22Cette familiarité se retrouve naturellement à la lecture des statuts qui ne définissent jamais les notions ou mécanismes juridiques complexes reprenant des termes de droit romain (la tutelle, la dot, la patria potestas, mais aussi, d’un point de vue procédural, le libelle, ou encore la litis contestatio). On peut y voir la preuve d’une maîtrise suffisante du droit antique par les juristes provençaux qui rend ces définitions inutiles. Ces absences de définition rejoignent la brièveté des corpus réglementaires municipaux, qui rend évidente la coexistence, dans le droit municipal, du droit statutaire et d’autres sources, telles que le droit romain ou la coutume non écrite19. Les dispositions statutaires y font d’ailleurs référence, explicitement ou non20.
23Sans reprendre la question complexe des rapports entre jus commune et jura propria, il paraît évident que dans les grands consulats, droit romain, statuts et coutume non écrite coexistaient dans l’esprit des juristes, donc des juges municipaux et que si application du droit il y avait, c’était une application constituée par ces trois éléments de manière concomitante.
24Or, la coutume non écrite était appliquée, au moins par des juridictions de métier, que certaines villes mettent en place dans le domaine commercial et artisanal21. En revanche, il semble bien que ce ne soit pas, ou très mal, le cas de la source statutaire. Ainsi, les liens entre les décisions de justice et les statuts sont très faibles, voire inexistants. Le rapprochement de la terminologie procédurale utilisée dans les statuts et les jugements ne permettent pas davantage de tirer de conclusions quant à ces liens. Elle est en effet, dans un cas comme dans l’autre, tirée directement du droit romain.
25Même s’il faut tenir compte du faible nombre de décisions judiciaires conservées pour cette époque, à leur lecture, il apparaît que les statuts sont quasiment absents, ignorés. Faut-il donc considérer avec Laurent Mayali que les statuts urbains « sont avant tout une déclaration d’intentions moins à l’usage des habitants qu’à celui des étrangers »22 ?
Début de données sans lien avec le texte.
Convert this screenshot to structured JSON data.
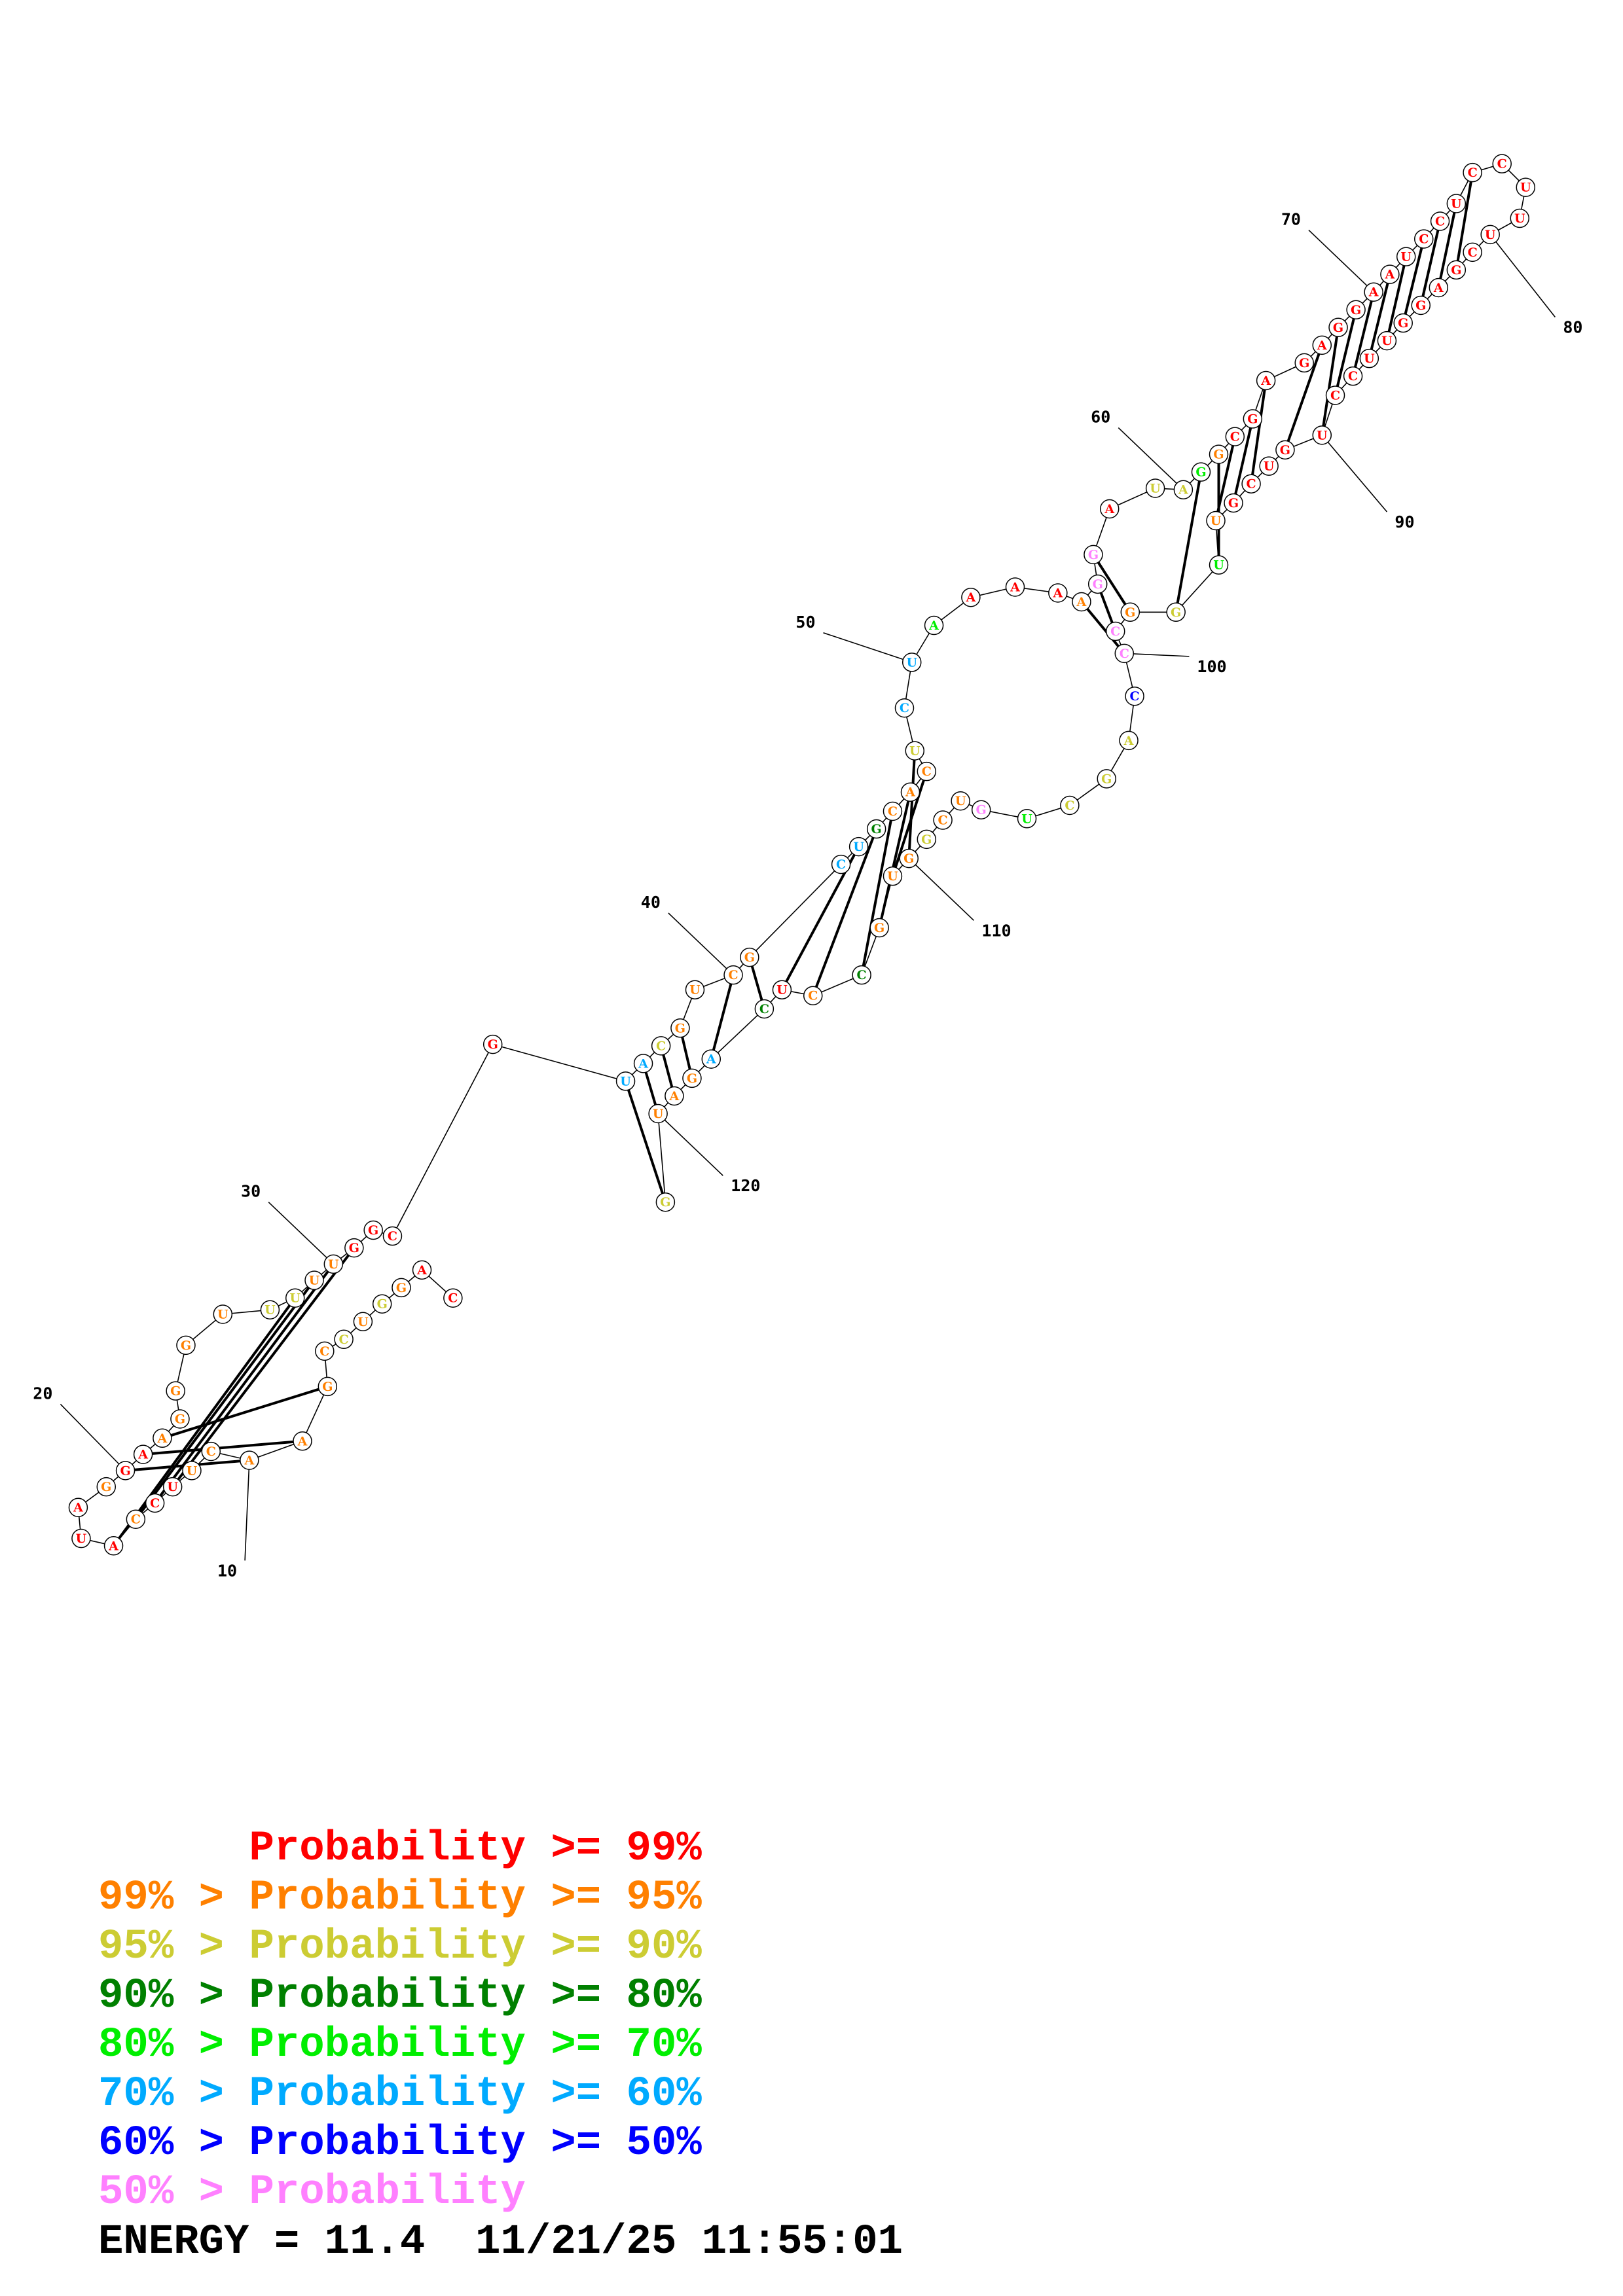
{
  "colors": {
    "c99": "#ff0000",
    "c95": "#ff8000",
    "c90": "#cccc33",
    "c80": "#008000",
    "c70": "#00ee00",
    "c60": "#00aaff",
    "c50": "#0000ff",
    "c0": "#ff80ff"
  },
  "structure": {
    "nucleotides": [
      {
        "i": 1,
        "b": "C",
        "c": "c99"
      },
      {
        "i": 2,
        "b": "A",
        "c": "c99"
      },
      {
        "i": 3,
        "b": "G",
        "c": "c95"
      },
      {
        "i": 4,
        "b": "G",
        "c": "c90"
      },
      {
        "i": 5,
        "b": "U",
        "c": "c95"
      },
      {
        "i": 6,
        "b": "C",
        "c": "c90"
      },
      {
        "i": 7,
        "b": "C",
        "c": "c95"
      },
      {
        "i": 8,
        "b": "G",
        "c": "c95"
      },
      {
        "i": 9,
        "b": "A",
        "c": "c95"
      },
      {
        "i": 10,
        "b": "A",
        "c": "c95"
      },
      {
        "i": 11,
        "b": "C",
        "c": "c95"
      },
      {
        "i": 12,
        "b": "U",
        "c": "c95"
      },
      {
        "i": 13,
        "b": "U",
        "c": "c99"
      },
      {
        "i": 14,
        "b": "C",
        "c": "c99"
      },
      {
        "i": 15,
        "b": "C",
        "c": "c95"
      },
      {
        "i": 16,
        "b": "A",
        "c": "c99"
      },
      {
        "i": 17,
        "b": "U",
        "c": "c99"
      },
      {
        "i": 18,
        "b": "A",
        "c": "c99"
      },
      {
        "i": 19,
        "b": "G",
        "c": "c95"
      },
      {
        "i": 20,
        "b": "G",
        "c": "c99"
      },
      {
        "i": 21,
        "b": "A",
        "c": "c99"
      },
      {
        "i": 22,
        "b": "A",
        "c": "c95"
      },
      {
        "i": 23,
        "b": "G",
        "c": "c95"
      },
      {
        "i": 24,
        "b": "G",
        "c": "c95"
      },
      {
        "i": 25,
        "b": "G",
        "c": "c95"
      },
      {
        "i": 26,
        "b": "U",
        "c": "c95"
      },
      {
        "i": 27,
        "b": "U",
        "c": "c90"
      },
      {
        "i": 28,
        "b": "U",
        "c": "c90"
      },
      {
        "i": 29,
        "b": "U",
        "c": "c95"
      },
      {
        "i": 30,
        "b": "U",
        "c": "c95"
      },
      {
        "i": 31,
        "b": "G",
        "c": "c99"
      },
      {
        "i": 32,
        "b": "G",
        "c": "c99"
      },
      {
        "i": 33,
        "b": "C",
        "c": "c99"
      },
      {
        "i": 34,
        "b": "G",
        "c": "c99"
      },
      {
        "i": 35,
        "b": "U",
        "c": "c60"
      },
      {
        "i": 36,
        "b": "A",
        "c": "c60"
      },
      {
        "i": 37,
        "b": "C",
        "c": "c90"
      },
      {
        "i": 38,
        "b": "G",
        "c": "c95"
      },
      {
        "i": 39,
        "b": "U",
        "c": "c95"
      },
      {
        "i": 40,
        "b": "C",
        "c": "c95"
      },
      {
        "i": 41,
        "b": "G",
        "c": "c95"
      },
      {
        "i": 42,
        "b": "C",
        "c": "c60"
      },
      {
        "i": 43,
        "b": "U",
        "c": "c60"
      },
      {
        "i": 44,
        "b": "G",
        "c": "c80"
      },
      {
        "i": 45,
        "b": "C",
        "c": "c95"
      },
      {
        "i": 46,
        "b": "A",
        "c": "c95"
      },
      {
        "i": 47,
        "b": "C",
        "c": "c95"
      },
      {
        "i": 48,
        "b": "U",
        "c": "c90"
      },
      {
        "i": 49,
        "b": "C",
        "c": "c60"
      },
      {
        "i": 50,
        "b": "U",
        "c": "c60"
      },
      {
        "i": 51,
        "b": "A",
        "c": "c70"
      },
      {
        "i": 52,
        "b": "A",
        "c": "c99"
      },
      {
        "i": 53,
        "b": "A",
        "c": "c99"
      },
      {
        "i": 54,
        "b": "A",
        "c": "c99"
      },
      {
        "i": 55,
        "b": "A",
        "c": "c95"
      },
      {
        "i": 56,
        "b": "G",
        "c": "c0"
      },
      {
        "i": 57,
        "b": "G",
        "c": "c0"
      },
      {
        "i": 58,
        "b": "A",
        "c": "c99"
      },
      {
        "i": 59,
        "b": "U",
        "c": "c90"
      },
      {
        "i": 60,
        "b": "A",
        "c": "c90"
      },
      {
        "i": 61,
        "b": "G",
        "c": "c70"
      },
      {
        "i": 62,
        "b": "G",
        "c": "c95"
      },
      {
        "i": 63,
        "b": "C",
        "c": "c99"
      },
      {
        "i": 64,
        "b": "G",
        "c": "c99"
      },
      {
        "i": 65,
        "b": "A",
        "c": "c99"
      },
      {
        "i": 66,
        "b": "G",
        "c": "c99"
      },
      {
        "i": 67,
        "b": "A",
        "c": "c99"
      },
      {
        "i": 68,
        "b": "G",
        "c": "c99"
      },
      {
        "i": 69,
        "b": "G",
        "c": "c99"
      },
      {
        "i": 70,
        "b": "A",
        "c": "c99"
      },
      {
        "i": 71,
        "b": "A",
        "c": "c99"
      },
      {
        "i": 72,
        "b": "U",
        "c": "c99"
      },
      {
        "i": 73,
        "b": "C",
        "c": "c99"
      },
      {
        "i": 74,
        "b": "C",
        "c": "c99"
      },
      {
        "i": 75,
        "b": "U",
        "c": "c99"
      },
      {
        "i": 76,
        "b": "C",
        "c": "c99"
      },
      {
        "i": 77,
        "b": "C",
        "c": "c99"
      },
      {
        "i": 78,
        "b": "U",
        "c": "c99"
      },
      {
        "i": 79,
        "b": "U",
        "c": "c99"
      },
      {
        "i": 80,
        "b": "U",
        "c": "c99"
      },
      {
        "i": 81,
        "b": "C",
        "c": "c99"
      },
      {
        "i": 82,
        "b": "G",
        "c": "c99"
      },
      {
        "i": 83,
        "b": "A",
        "c": "c99"
      },
      {
        "i": 84,
        "b": "G",
        "c": "c99"
      },
      {
        "i": 85,
        "b": "G",
        "c": "c99"
      },
      {
        "i": 86,
        "b": "U",
        "c": "c99"
      },
      {
        "i": 87,
        "b": "U",
        "c": "c99"
      },
      {
        "i": 88,
        "b": "C",
        "c": "c99"
      },
      {
        "i": 89,
        "b": "C",
        "c": "c99"
      },
      {
        "i": 90,
        "b": "U",
        "c": "c99"
      },
      {
        "i": 91,
        "b": "G",
        "c": "c99"
      },
      {
        "i": 92,
        "b": "U",
        "c": "c99"
      },
      {
        "i": 93,
        "b": "C",
        "c": "c99"
      },
      {
        "i": 94,
        "b": "G",
        "c": "c99"
      },
      {
        "i": 95,
        "b": "U",
        "c": "c95"
      },
      {
        "i": 96,
        "b": "U",
        "c": "c70"
      },
      {
        "i": 97,
        "b": "G",
        "c": "c90"
      },
      {
        "i": 98,
        "b": "G",
        "c": "c95"
      },
      {
        "i": 99,
        "b": "C",
        "c": "c0"
      },
      {
        "i": 100,
        "b": "C",
        "c": "c0"
      },
      {
        "i": 101,
        "b": "C",
        "c": "c50"
      },
      {
        "i": 102,
        "b": "A",
        "c": "c90"
      },
      {
        "i": 103,
        "b": "G",
        "c": "c90"
      },
      {
        "i": 104,
        "b": "C",
        "c": "c90"
      },
      {
        "i": 105,
        "b": "U",
        "c": "c70"
      },
      {
        "i": 106,
        "b": "G",
        "c": "c0"
      },
      {
        "i": 107,
        "b": "U",
        "c": "c95"
      },
      {
        "i": 108,
        "b": "C",
        "c": "c95"
      },
      {
        "i": 109,
        "b": "G",
        "c": "c90"
      },
      {
        "i": 110,
        "b": "G",
        "c": "c95"
      },
      {
        "i": 111,
        "b": "U",
        "c": "c95"
      },
      {
        "i": 112,
        "b": "G",
        "c": "c95"
      },
      {
        "i": 113,
        "b": "C",
        "c": "c80"
      },
      {
        "i": 114,
        "b": "C",
        "c": "c95"
      },
      {
        "i": 115,
        "b": "U",
        "c": "c99"
      },
      {
        "i": 116,
        "b": "C",
        "c": "c80"
      },
      {
        "i": 117,
        "b": "A",
        "c": "c60"
      },
      {
        "i": 118,
        "b": "G",
        "c": "c95"
      },
      {
        "i": 119,
        "b": "A",
        "c": "c95"
      },
      {
        "i": 120,
        "b": "U",
        "c": "c95"
      },
      {
        "i": 121,
        "b": "G",
        "c": "c90"
      }
    ],
    "pairs": [
      [
        8,
        22
      ],
      [
        9,
        21
      ],
      [
        10,
        20
      ],
      [
        13,
        31
      ],
      [
        14,
        30
      ],
      [
        15,
        29
      ],
      [
        16,
        28
      ],
      [
        35,
        121
      ],
      [
        36,
        120
      ],
      [
        37,
        119
      ],
      [
        38,
        118
      ],
      [
        40,
        117
      ],
      [
        41,
        116
      ],
      [
        43,
        115
      ],
      [
        44,
        114
      ],
      [
        45,
        113
      ],
      [
        46,
        112
      ],
      [
        47,
        111
      ],
      [
        48,
        110
      ],
      [
        55,
        100
      ],
      [
        56,
        99
      ],
      [
        57,
        98
      ],
      [
        61,
        97
      ],
      [
        62,
        96
      ],
      [
        63,
        95
      ],
      [
        64,
        94
      ],
      [
        65,
        93
      ],
      [
        67,
        91
      ],
      [
        68,
        90
      ],
      [
        69,
        89
      ],
      [
        70,
        88
      ],
      [
        71,
        87
      ],
      [
        72,
        86
      ],
      [
        73,
        85
      ],
      [
        74,
        84
      ],
      [
        75,
        83
      ],
      [
        76,
        82
      ]
    ],
    "index_labels": [
      "10",
      "20",
      "30",
      "40",
      "50",
      "60",
      "70",
      "80",
      "90",
      "100",
      "110",
      "120"
    ]
  },
  "legend": [
    {
      "prefix": "",
      "text": "Probability >= 99%",
      "color": "c99"
    },
    {
      "prefix": "99% > ",
      "text": "Probability >= 95%",
      "color": "c95"
    },
    {
      "prefix": "95% > ",
      "text": "Probability >= 90%",
      "color": "c90"
    },
    {
      "prefix": "90% > ",
      "text": "Probability >= 80%",
      "color": "c80"
    },
    {
      "prefix": "80% > ",
      "text": "Probability >= 70%",
      "color": "c70"
    },
    {
      "prefix": "70% > ",
      "text": "Probability >= 60%",
      "color": "c60"
    },
    {
      "prefix": "60% > ",
      "text": "Probability >= 50%",
      "color": "c50"
    },
    {
      "prefix": "50% > ",
      "text": "Probability",
      "color": "c0"
    }
  ],
  "footer": {
    "energy_label": "ENERGY = 11.4",
    "timestamp": "11/21/25 11:55:01"
  }
}
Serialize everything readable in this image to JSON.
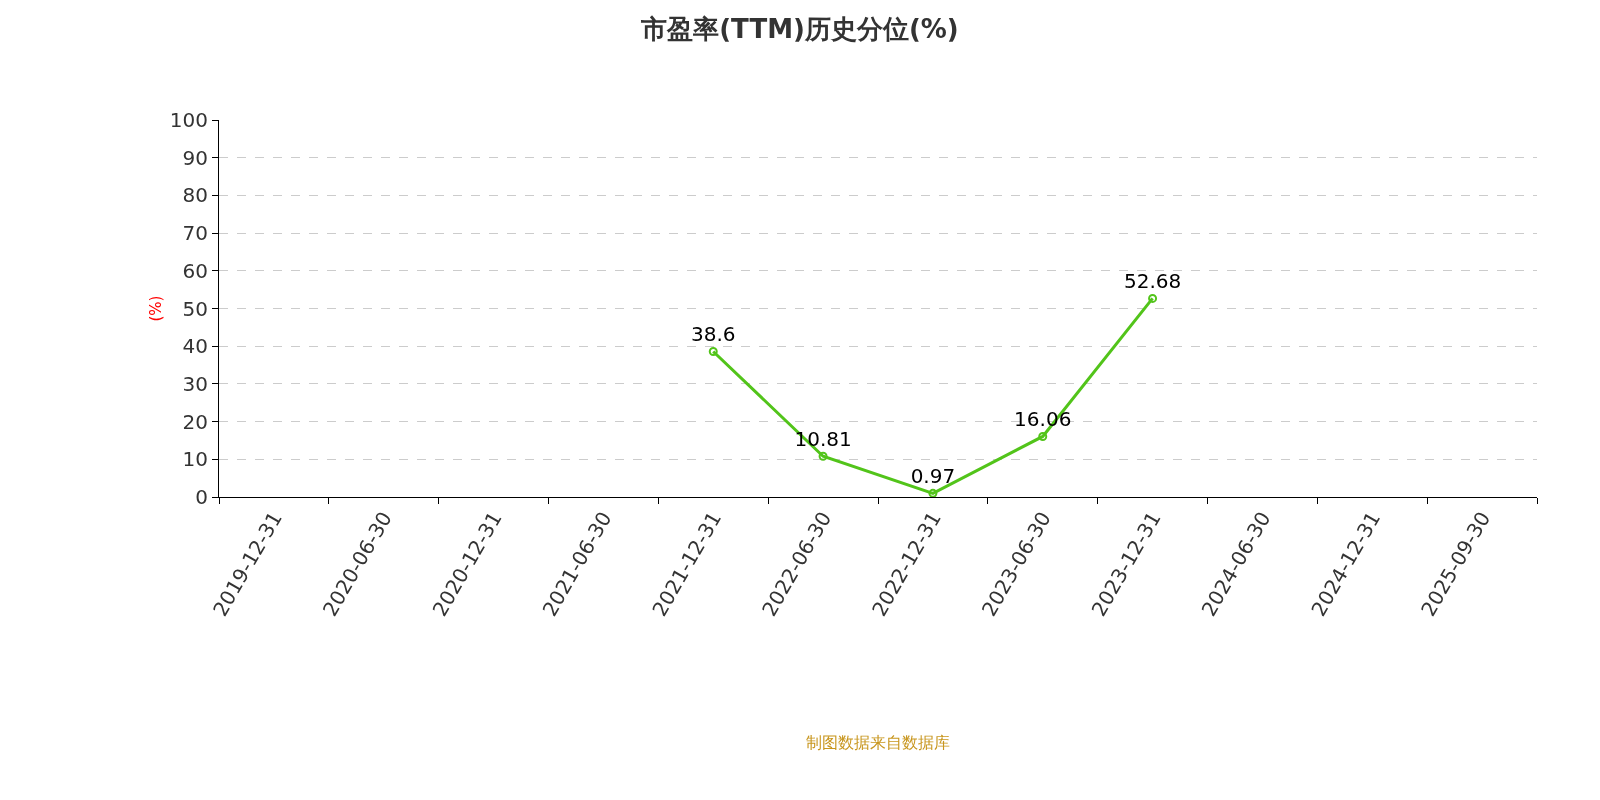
{
  "chart_data": {
    "type": "line",
    "title": "市盈率(TTM)历史分位(%)",
    "ylabel": "(%)",
    "categories": [
      "2019-12-31",
      "2020-06-30",
      "2020-12-31",
      "2021-06-30",
      "2021-12-31",
      "2022-06-30",
      "2022-12-31",
      "2023-06-30",
      "2023-12-31",
      "2024-06-30",
      "2024-12-31",
      "2025-09-30"
    ],
    "series": [
      {
        "color": "#52c41a",
        "values": [
          null,
          null,
          null,
          null,
          38.6,
          10.81,
          0.97,
          16.06,
          52.68,
          null,
          null,
          null
        ]
      }
    ],
    "ylim": [
      0,
      100
    ],
    "yticks": [
      0,
      10,
      20,
      30,
      40,
      50,
      60,
      70,
      80,
      90,
      100
    ],
    "grid": "y",
    "marker": "circle",
    "line_style": "solid",
    "data_labels": true,
    "annotations": [
      "制图数据来自数据库"
    ]
  }
}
26Les difficultés d’application, pour ne pas dire l’ignorance des règles statutaires, et l’indifférence des juristes et des tribunaux à leur égard semblent aller dans ce sens. La source juridique principale dans le contexte municipal méridional au XIIIe siècle paraît être le droit romain. Pour autant, les statuts n’ont-ils vraiment qu’un intérêt de communication ? Poser cette question revient à retourner le problème et à s’interroger non sur l’influence des statuts sur les décisionnaires mais sur l’influence des décisionnaires sur les statuts.
III - Aux origines des statuts
27Poser la question des influences subies par les statuts revient à poser celle des auteurs ou tout au moins des personnes et autorités intervenant dans l’élaboration du corpus statutaire.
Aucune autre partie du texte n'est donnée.